Chapter 13, Problem 26SP

The sole of a man’s size-10 shoe is around 11.0 in. by 4.00 in. Determine the gauge pressure under the feet of a 200-lb man standing upright. Give your answer in both $\text{lb/in}{\text{.}}^{\text{2}}$ and Pa. [Hint: $1.00{\text{ lb/in}}^{\text{2}}=6895\text{ Pa}$. Check your work using $1.00\text{ in}{\text{.}}^{\text{2}}=6.45\times {10}^{–4}{\text{ m}}^{\text{2}}$ and $1.00\text{ lb}=4.448\text{ N}$.]

To determine

The gauge pressure under the feet of a 200-lb man standing upright if the size of the man’s sole is around 11.0 in. by 4.00 in.

Answer to Problem 26SP

Solution:

$2.27{\text{ lb/in}}^{\text{2}}$, $15.7\text{ kPa}$

Explanation of Solution

Given data:

The weight of the person is $200\text{ lb}$.

The length of each foot is $11\text{ in}$

The breadth of each foot is $\text{4 in}$

Formula used:

Write the expression for pressure exerted by the shoe:

$P=\frac{F}{A}$

Here, $P$ is the pressure exerted, $F$ is the force applied, and $A$ is the area on which the force is applied.

Write the expression of the area of one shoe:

$A=lb$

Here, $A$ is the area, $l$ is the length, and $b$ is the breadth.

Explanation:

Recall the expression of the area of one shoe:

$A=lb$

Here, $A$ is the area of one shoe, $l$ is the length of one shoe, and $b$ is the breadth of one shoe.

Substitute $11\text{ in}$ for $l$ and $4\text{ in}$ for $b$

$\begin{array}{l}A=\left(11\text{ in}\right)\left(4\text{ in}\right)\\ =44i{n}^2\end{array}$

Here, the force applied by both feet is equal to the weight of the person which is equally divided on both feet. Hence, the force on one foot will be $\frac{F}{2}$.

Thus, the expression of gauge pressure under the feet of the man standing upright will be:

$P=\frac{F}{2A}$

Here, $P$ is the gauge pressure exerted by the standing man, $F$ is the weight of the man, and $A$ is the area of one foot.

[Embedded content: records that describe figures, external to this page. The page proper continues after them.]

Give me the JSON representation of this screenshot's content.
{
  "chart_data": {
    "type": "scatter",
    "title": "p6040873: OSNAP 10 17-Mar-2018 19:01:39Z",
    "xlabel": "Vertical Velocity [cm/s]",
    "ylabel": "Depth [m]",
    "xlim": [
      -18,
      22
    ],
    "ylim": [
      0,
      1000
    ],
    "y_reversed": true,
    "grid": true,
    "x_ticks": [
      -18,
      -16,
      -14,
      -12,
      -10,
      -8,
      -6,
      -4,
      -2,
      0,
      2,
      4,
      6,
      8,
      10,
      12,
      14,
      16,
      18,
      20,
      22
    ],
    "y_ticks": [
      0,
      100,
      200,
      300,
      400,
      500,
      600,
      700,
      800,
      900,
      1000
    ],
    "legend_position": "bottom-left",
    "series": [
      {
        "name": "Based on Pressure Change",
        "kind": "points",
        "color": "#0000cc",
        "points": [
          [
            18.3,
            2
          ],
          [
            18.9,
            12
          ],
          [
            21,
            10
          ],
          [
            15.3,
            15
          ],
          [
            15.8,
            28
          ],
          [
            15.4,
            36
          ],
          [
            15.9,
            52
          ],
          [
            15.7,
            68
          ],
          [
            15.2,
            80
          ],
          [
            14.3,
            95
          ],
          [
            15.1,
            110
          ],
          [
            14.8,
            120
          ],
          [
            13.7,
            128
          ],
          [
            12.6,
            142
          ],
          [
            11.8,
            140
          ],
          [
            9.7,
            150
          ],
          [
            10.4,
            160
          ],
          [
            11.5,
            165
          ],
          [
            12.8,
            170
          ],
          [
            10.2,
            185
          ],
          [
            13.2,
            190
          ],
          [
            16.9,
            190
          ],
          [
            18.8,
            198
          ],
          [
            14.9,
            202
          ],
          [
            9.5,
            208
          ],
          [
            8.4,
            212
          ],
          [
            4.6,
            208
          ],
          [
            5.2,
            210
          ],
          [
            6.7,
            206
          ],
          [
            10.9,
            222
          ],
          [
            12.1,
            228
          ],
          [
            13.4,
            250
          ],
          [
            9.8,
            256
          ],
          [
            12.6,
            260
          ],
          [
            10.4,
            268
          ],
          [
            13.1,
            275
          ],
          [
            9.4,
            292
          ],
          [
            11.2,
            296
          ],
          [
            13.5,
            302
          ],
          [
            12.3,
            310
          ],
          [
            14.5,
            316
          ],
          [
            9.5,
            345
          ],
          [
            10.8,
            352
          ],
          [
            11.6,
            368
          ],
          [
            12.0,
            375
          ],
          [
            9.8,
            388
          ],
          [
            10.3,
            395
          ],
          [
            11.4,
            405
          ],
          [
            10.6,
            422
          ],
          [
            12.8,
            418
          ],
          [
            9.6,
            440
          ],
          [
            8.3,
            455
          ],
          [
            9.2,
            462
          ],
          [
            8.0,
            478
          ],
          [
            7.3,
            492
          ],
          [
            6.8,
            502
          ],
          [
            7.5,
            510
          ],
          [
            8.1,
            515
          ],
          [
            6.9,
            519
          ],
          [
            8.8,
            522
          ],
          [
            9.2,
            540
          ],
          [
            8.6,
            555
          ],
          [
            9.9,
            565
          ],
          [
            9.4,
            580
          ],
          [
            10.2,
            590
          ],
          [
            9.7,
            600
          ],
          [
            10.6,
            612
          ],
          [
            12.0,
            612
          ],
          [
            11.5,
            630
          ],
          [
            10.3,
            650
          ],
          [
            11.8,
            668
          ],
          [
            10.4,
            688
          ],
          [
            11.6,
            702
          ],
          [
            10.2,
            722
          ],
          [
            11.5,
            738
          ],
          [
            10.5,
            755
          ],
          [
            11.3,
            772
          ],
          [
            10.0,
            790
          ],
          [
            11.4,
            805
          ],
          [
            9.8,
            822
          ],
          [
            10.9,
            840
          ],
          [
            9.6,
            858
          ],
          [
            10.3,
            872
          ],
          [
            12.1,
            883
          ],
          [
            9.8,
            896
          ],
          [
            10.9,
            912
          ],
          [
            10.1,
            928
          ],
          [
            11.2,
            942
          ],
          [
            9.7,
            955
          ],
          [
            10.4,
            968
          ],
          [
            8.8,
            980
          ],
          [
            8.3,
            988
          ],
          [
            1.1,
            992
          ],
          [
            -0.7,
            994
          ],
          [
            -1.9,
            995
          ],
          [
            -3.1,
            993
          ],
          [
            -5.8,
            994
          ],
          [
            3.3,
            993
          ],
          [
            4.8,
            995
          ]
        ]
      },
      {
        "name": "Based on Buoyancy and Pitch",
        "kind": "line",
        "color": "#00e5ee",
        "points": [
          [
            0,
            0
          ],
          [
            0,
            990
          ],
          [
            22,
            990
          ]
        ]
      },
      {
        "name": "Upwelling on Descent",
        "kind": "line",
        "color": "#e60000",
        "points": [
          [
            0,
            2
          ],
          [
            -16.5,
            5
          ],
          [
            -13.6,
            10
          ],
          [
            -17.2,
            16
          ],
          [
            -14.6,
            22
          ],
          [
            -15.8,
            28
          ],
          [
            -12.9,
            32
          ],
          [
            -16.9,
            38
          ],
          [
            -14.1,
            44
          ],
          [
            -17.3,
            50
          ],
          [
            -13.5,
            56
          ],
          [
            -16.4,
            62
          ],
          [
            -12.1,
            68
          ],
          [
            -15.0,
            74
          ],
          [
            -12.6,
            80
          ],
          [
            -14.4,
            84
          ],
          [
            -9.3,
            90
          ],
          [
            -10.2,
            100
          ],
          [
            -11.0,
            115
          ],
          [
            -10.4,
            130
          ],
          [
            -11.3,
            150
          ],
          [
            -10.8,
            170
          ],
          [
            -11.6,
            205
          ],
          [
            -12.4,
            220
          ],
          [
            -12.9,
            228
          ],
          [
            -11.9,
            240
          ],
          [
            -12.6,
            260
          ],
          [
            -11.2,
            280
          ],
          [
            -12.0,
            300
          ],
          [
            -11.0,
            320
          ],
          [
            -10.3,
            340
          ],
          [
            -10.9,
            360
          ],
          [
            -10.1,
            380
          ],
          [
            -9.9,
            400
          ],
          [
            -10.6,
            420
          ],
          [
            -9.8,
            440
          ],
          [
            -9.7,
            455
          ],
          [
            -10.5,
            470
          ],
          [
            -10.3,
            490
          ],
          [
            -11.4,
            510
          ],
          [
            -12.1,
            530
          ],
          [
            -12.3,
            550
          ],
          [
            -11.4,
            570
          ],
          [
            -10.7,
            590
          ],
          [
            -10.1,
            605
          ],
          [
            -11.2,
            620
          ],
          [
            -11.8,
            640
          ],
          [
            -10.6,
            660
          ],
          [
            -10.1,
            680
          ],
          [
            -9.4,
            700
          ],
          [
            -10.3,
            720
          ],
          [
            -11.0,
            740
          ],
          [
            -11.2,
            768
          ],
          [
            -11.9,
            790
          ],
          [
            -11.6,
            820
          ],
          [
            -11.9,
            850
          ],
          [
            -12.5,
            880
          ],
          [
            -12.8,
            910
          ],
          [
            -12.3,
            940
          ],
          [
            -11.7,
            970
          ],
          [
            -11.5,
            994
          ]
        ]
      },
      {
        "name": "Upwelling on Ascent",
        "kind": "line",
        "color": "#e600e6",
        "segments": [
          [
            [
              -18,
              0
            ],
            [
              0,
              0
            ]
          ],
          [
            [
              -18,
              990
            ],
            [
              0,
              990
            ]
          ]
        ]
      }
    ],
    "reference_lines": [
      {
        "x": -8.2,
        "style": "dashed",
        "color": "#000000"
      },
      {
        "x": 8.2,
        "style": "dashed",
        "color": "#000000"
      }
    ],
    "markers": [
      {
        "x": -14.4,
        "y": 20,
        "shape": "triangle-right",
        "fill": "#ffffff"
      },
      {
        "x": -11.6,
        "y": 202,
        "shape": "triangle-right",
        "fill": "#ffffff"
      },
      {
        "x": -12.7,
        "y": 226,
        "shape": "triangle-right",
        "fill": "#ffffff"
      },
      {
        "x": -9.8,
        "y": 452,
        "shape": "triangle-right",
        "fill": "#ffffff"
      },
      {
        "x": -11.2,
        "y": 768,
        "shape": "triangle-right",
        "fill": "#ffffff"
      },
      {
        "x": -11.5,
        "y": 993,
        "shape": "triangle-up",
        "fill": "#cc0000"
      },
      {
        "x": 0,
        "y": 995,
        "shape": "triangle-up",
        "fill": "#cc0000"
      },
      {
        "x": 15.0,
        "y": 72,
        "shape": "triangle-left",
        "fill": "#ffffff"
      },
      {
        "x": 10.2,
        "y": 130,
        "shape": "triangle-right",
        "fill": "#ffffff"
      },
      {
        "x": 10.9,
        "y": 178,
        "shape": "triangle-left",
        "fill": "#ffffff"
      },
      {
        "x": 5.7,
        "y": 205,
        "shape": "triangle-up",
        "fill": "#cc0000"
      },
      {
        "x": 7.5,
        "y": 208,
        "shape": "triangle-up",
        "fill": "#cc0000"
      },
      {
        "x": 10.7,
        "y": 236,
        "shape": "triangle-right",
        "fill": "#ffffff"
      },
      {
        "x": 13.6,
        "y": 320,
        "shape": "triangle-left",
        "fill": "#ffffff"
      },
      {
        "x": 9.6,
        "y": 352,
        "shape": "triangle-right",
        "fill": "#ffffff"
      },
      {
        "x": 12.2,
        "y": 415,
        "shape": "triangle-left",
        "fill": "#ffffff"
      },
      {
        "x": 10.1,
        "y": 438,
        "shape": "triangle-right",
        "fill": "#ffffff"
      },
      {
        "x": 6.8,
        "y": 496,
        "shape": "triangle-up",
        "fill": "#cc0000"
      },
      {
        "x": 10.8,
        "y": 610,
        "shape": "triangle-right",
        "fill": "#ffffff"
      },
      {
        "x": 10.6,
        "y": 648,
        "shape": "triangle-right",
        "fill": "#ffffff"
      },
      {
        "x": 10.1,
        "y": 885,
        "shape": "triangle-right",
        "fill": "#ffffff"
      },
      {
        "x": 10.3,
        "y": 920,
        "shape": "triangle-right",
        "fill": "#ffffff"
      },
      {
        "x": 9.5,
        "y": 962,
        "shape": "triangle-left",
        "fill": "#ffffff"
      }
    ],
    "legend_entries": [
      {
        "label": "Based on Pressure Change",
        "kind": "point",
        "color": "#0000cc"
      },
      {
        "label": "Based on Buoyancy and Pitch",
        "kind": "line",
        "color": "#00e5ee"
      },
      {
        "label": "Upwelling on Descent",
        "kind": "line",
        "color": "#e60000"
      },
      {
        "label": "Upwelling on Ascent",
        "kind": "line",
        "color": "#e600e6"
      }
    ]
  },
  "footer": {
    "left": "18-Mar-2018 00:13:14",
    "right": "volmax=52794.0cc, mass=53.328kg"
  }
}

Substitute $200\text{ lb}$ for $F$ and $44{\text{ in}}^{\text{2}}$ for $A$

$\begin{array}{c}P=\frac{200\text{ lb}}{2\left(44{\text{ in}}^2\right)}\\ =2.27{\text{ lb/in}}^{\text{2}}\end{array}$

Convert the pressure from ${\text{lb/in}}^{\text{2}}$ to $\text{Pa}$

$\begin{array}{c}P=\left(2.27{\text{ lb/in}}^2\right)\left(\frac{6895\text{ Pa}}{1{\text{ lb/in}}^2}\right)\\ =\left(15,651.65\text{ Pa}\right)\left(\frac{1\text{ kPa}}{1000\text{ Pa}}\right)\\ =15.65\text{ kPa}\\ \simeq 15.7\text{ kPa}\end{array}$

Conclusion:

Therefore, the gauge pressure under the feet of a 200-lb man standing upright is $2.27{\text{ lb/in}}^{\text{2}}$ or $15.7\text{ kPa}$.